HB66, sponsored by State Rep. Chip Brown (R-Hollinger’s Island), requires food service establishments, like restaurants, grocery stores and delis, to label seafood as “imported,” or note the product’s country of origin. Domestic seafood can be labeled with the state of origin, U.S.A. or United States of America.
In addition, the law requires food service establishments to distinguish between “wild fish” and “farm-raised fish,” but only for fish and shrimp. These labels must be displayed conspicuously, for example on the product itself, attached to a menu or displayed on a sign. Establishments that violate these rules will be fined after the first offense.
The goal of the bill is to bring awareness to consumers about the origin of their seafood and provide relief to Alabama’s fisherman, who have been struggling with low dock prices of shrimp due to the influx of imports.
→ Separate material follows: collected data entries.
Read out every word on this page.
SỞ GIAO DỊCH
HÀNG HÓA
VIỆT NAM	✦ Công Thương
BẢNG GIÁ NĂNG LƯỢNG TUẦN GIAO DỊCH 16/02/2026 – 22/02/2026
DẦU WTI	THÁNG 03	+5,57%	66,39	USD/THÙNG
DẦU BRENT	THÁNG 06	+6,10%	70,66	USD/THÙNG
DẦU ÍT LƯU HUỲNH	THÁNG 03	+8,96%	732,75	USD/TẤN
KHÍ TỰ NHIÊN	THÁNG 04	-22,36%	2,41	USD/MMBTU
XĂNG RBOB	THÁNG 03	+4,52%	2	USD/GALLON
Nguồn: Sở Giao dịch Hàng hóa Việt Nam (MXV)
Currently, foreign shrimp accounts for 94% of the U.S. market, Caine O’Rear, communications director for Mobile Baykeeper, said.
Last year, the Bayou La Batre City Council—the epicenter of Alabama’s seafood industry—declared a disaster, requesting help from Ivey for the seafood industry. “Shrimp dumping,” where foreign, typically farm-raised shrimp floods the market, causing dock prices to drop had driven the industry to the point of near-collapse.
“I’ve never seen shrimp prices this low, ever,” Amanda Schjott, a resident of the area whose husband has worked in shrimping since he was a teenager, told the Mobile Press-Register in August. “It’s a dying industry, and they’re killing it even faster.”
Brown says that the hope is that demand for domestic seafood, and particularly Alabama seafood, will increase as a result. Consumers will be more aware of the kind of seafood they’re getting, he says, and in turn, they’ll ask for the local kind.